E todos sabem que não tem nada de revolucionário na reforma agrária em curso desde o período militar até nos governos atuais. Houve avanços, mas nada estruturante e à custa de muita luta e algumas centenas de cadáveres, processos, prisões e denúncias de violação de direitos humanos que o país sofre em organismos internacionais. Isso é um programa de governo que ainda é controlado pelas elites latifundiárias e agroindustriárias. Andar com bonés e apoiar o movimento sem terra em público ou em universidades é status, placa de ideologia ou pegação. Mas não revolucionário. Se assim fosse, andariam com as camisas do ‘Fome Zero’, do ‘Bolsa Família’. Mas, forma opinião e ganha uns e ilude a outros. E faz bem para quem usa. É mais estruturante, mas não revolucionário.

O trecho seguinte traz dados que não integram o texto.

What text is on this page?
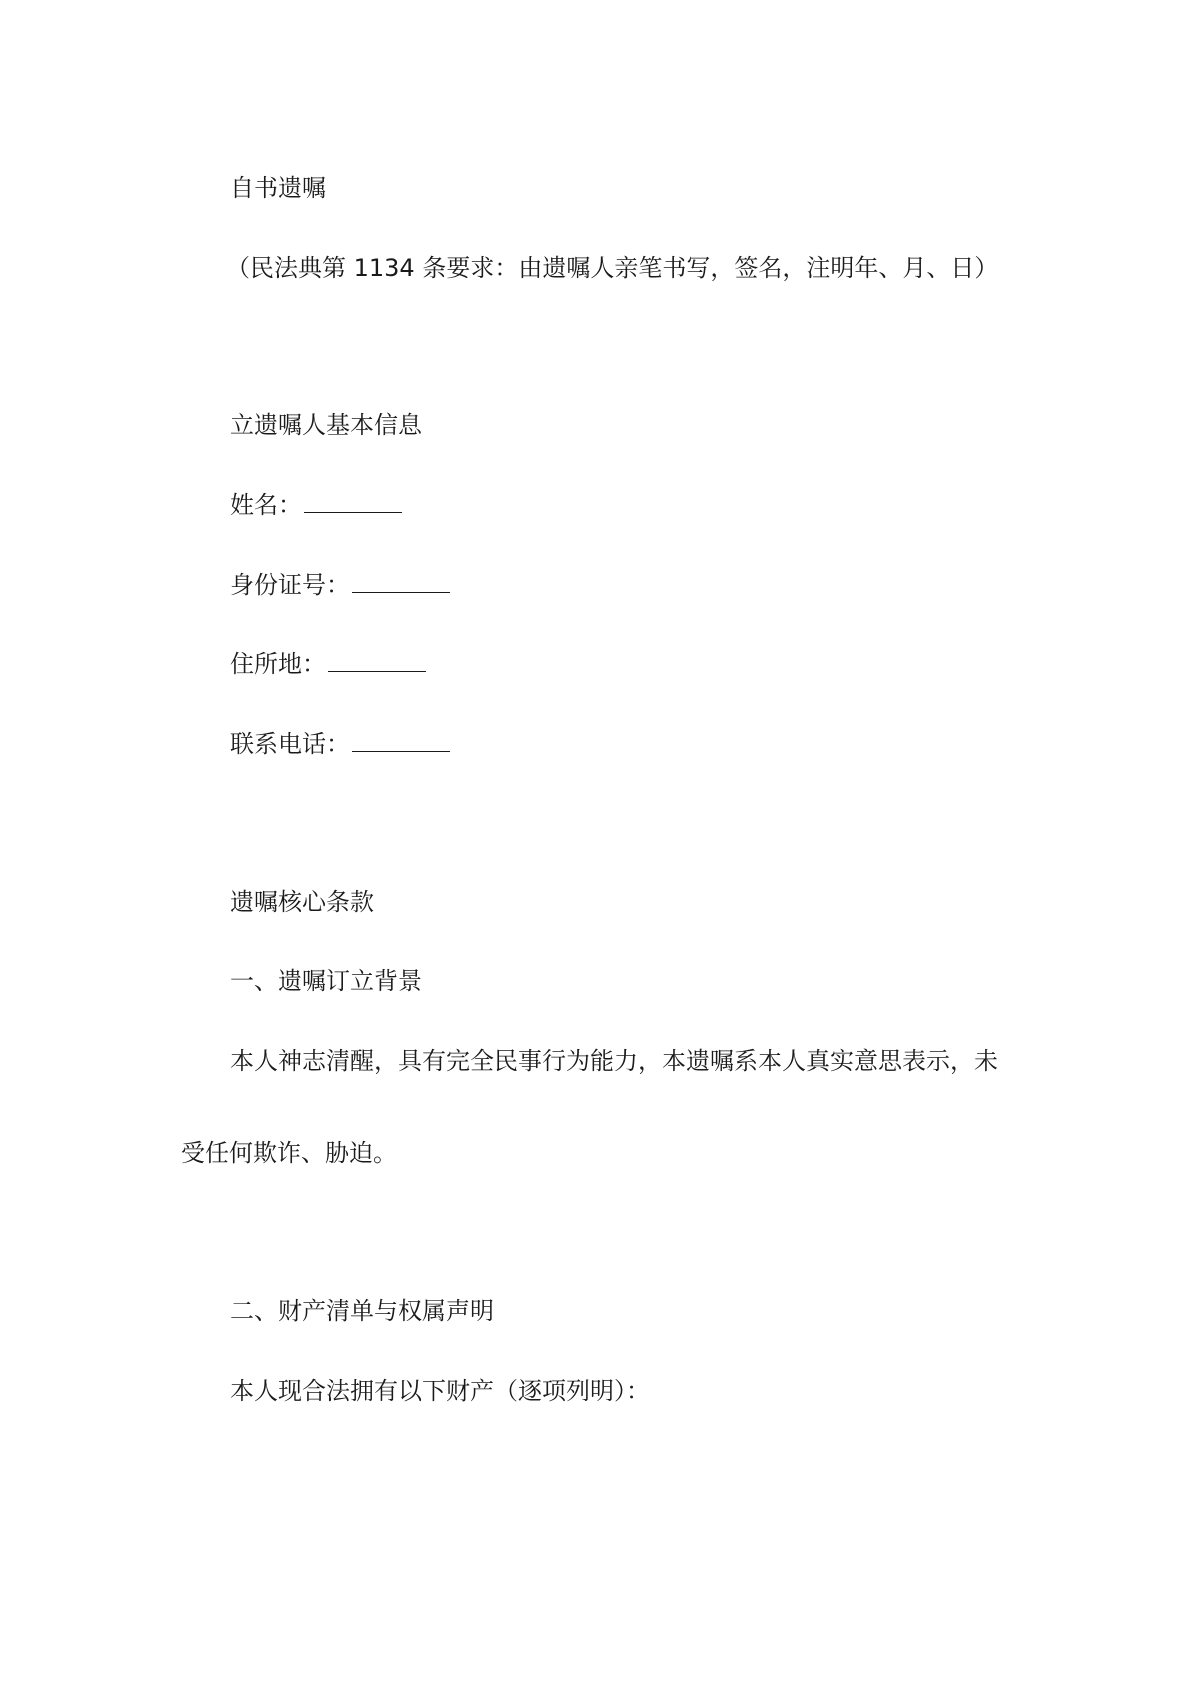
自书遗嘱

（民法典第 1134 条要求：由遗嘱人亲笔书写，签名，注明年、月、日）

立遗嘱人基本信息
姓名：
身份证号：
住所地：
联系电话：
遗嘱核心条款
一、遗嘱订立背景

本人神志清醒，具有完全民事行为能力，本遗嘱系本人真实意思表示，未

受任何欺诈、胁迫。

二、财产清单与权属声明

本人现合法拥有以下财产（逐项列明）：
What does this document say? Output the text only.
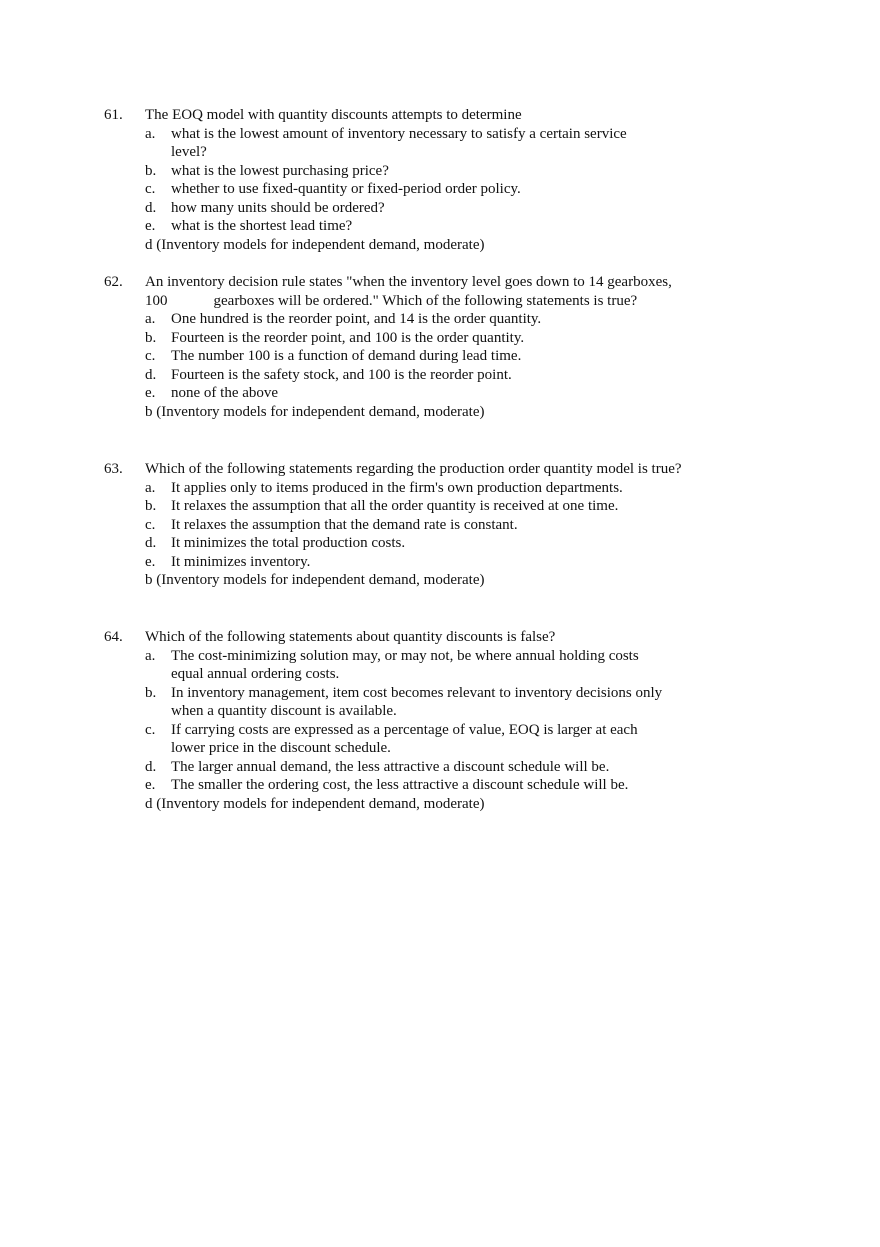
61.	The EOQ model with quantity discounts attempts to determine
a.	what is the lowest amount of inventory necessary to satisfy a certain service level?
b. what is the lowest purchasing price?
c.	whether to use fixed-quantity or fixed-period order policy.
d. how many units should be ordered?
e.	what is the shortest lead time?
d (Inventory models for independent demand, moderate)
62.	An inventory decision rule states "when the inventory level goes down to 14 gearboxes, 100	gearboxes will be ordered." Which of the following statements is true?
a.	One hundred is the reorder point, and 14 is the order quantity.
b. Fourteen is the reorder point, and 100 is the order quantity.
c.	The number 100 is a function of demand during lead time.
d. Fourteen is the safety stock, and 100 is the reorder point.
e.	none of the above
b (Inventory models for independent demand, moderate)
63.	Which of the following statements regarding the production order quantity model is true?
a.	It applies only to items produced in the firm's own production departments.
b. It relaxes the assumption that all the order quantity is received at one time.
c.	It relaxes the assumption that the demand rate is constant.
d. It minimizes the total production costs.
e.	It minimizes inventory.
b (Inventory models for independent demand, moderate)
64.	Which of the following statements about quantity discounts is false?
a.	The cost-minimizing solution may, or may not, be where annual holding costs equal annual ordering costs.
b. In inventory management, item cost becomes relevant to inventory decisions only when a quantity discount is available.
c.	If carrying costs are expressed as a percentage of value, EOQ is larger at each lower price in the discount schedule.
d. The larger annual demand, the less attractive a discount schedule will be.
e.	The smaller the ordering cost, the less attractive a discount schedule will be.
d (Inventory models for independent demand, moderate)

Sem falar na política orçamentária de faz de conta e que é mais um jogo entre governo pela sua base e a oposição. No final o governo aplica o que quer e quando quer e usa as emendas velhas nos remendos novos nos bastidores da política. Mas enquanto não é aprovado ficam mantendo a máquina pública apenas para não parar e mandar os funcionários para casa. Se fosse uma empresa trabalharia com entressafras do orçamento. Trabalhava seis meses, liberava a maioria e mantinha apenas alguém para acender e apagar as luzes e fazer a faxina e protocolos para ao próximo período.

Todos os contratos do governo são sempre com muito atraso. Para começar e continuar obras. Às vezes atravessa mandatos inteiros ou governos. No Incra não é diferente. As obras de estradas, água e topografia essencialmente estruturante para os assentados ficam até seis meses sem fazer os pagamentos das empresas responsáveis pelas obras que acabam parando e atrasando a obra que numa chuva, acaba tudo – de pouco ou de ruim – que foi feito, (en)carecendo refazer o projeto .

O serviço de ATES, por exemplo, (assistência técnica, social e ambiental à reforma agrária) já chegou a atrasar cinco meses. Como a empresa vai manter técnicos no campo nessa instabilidade? E mantém. Não pergunte como! E os encargos sociais que se atrasar paga-se multa. Como os técnicos vão manter suas famílias e as contas pagas se trabalham e não recebem? E ainda tem umas auditorias dos TCUs e CGUs da vida que fiscalizam ONGs (e devem) e deixam prefeituras correndo soltas na roubalheira. Quem determinou essa prioridade? Sem ATES hoje inviabiliza-se todo manuseio com projetos e créditos junto aos bancos e ao Incra: os bancos só liberam projetos se além de elaborados tiverem acompanhamento técnico e a autarquia federal só mediante projeto elaborado com o devido acompanhamento da ATES.

Estamos aquém na organização social, da produção, da organização territorial e espacial dos assentamentos, da forma como é realizada a topografia para parcelamento para ceder para o agricultor um pedaço de terra que varia de 4 a 6 hectares. Sem a mínima capacitação. Tão importante quanto manter uma política de assistência técnica pós assentar é treinar, capacitar antes de acessar a terra. Ainda enquanto estão em acampamentos, de preferência para ver suas aptidões. Os bancos que financiam negócios para pobres empreendedores o fazem com garantias e viabilidades comprovadas além da capacidade do empreendedor.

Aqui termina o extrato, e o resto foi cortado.